The company noted that Miami's affordability index is currently holding steady at 140. When prices peaked in Miami in 2007, the affordability index reached a low of 58, eventually rising to a peak of more than 160.
"On the other hand, Houston, historically very affordable, did not see the bubble of many other markets and with strong employment, housing has seen prices increase leading to a down turn in affordability," O'Grady said.
He continued, "Over the last year the affordability index went from 245 to 200, still very affordable—but some markets in good commuting distance to downtown have seen an even more dramatic increase in home values and a correlating drop in affordability."
The company also released its analysis of the best and worst performing metros in the nation.
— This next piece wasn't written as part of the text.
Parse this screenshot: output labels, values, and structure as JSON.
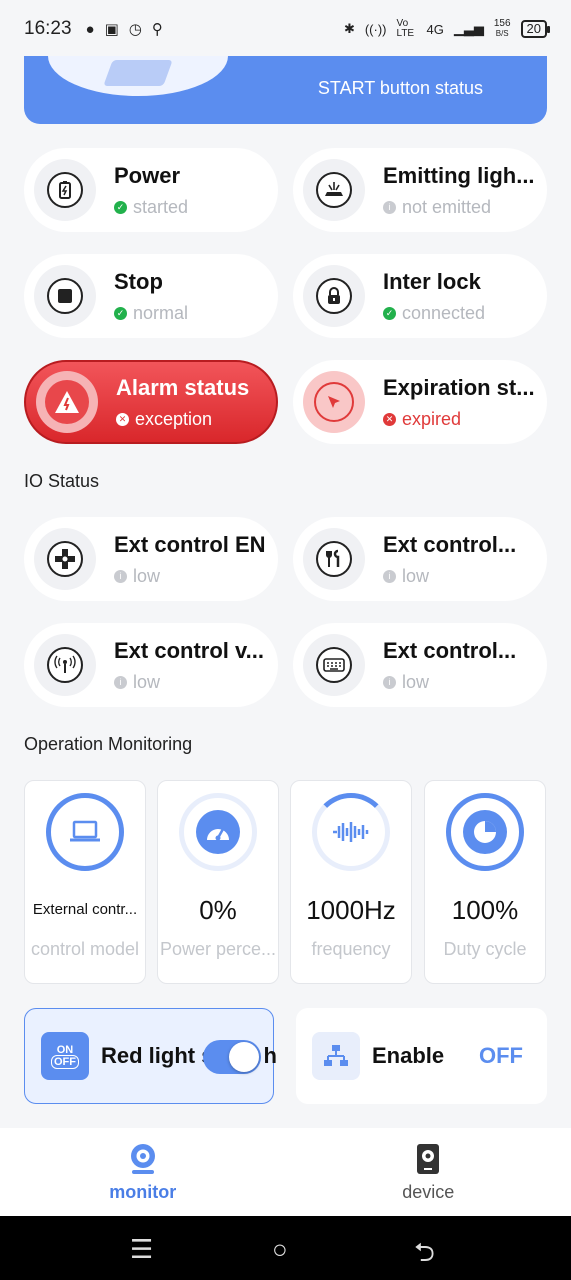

For single-family home markets, top metros include: Los Angeles-Long Beach-Glendale, California; Sacramento-Roseville-Arden-Arcade, California; San Rafael, California; Santa Rosa, California; and Lubbock, Texas.
The worst metros all share some similar indicators of why they are underperforming.
"The bottom ten are fairly consistent in three indicators: sales change percentage; active days on market percent change; and, foreclosure ratio percent change," O'Grady said. "Sales are slowing down, days on the market are growing, and the percentage of foreclosure sales are increasing, all leading to a softer market."
The bottom performing metros on ProTeck's list include: Akron, Ohio; Flint, Michigan; Gary, Indiana; Hagerstown-Martinsburg, Maryland/West Virginia; and Jacksonville, North Carolina.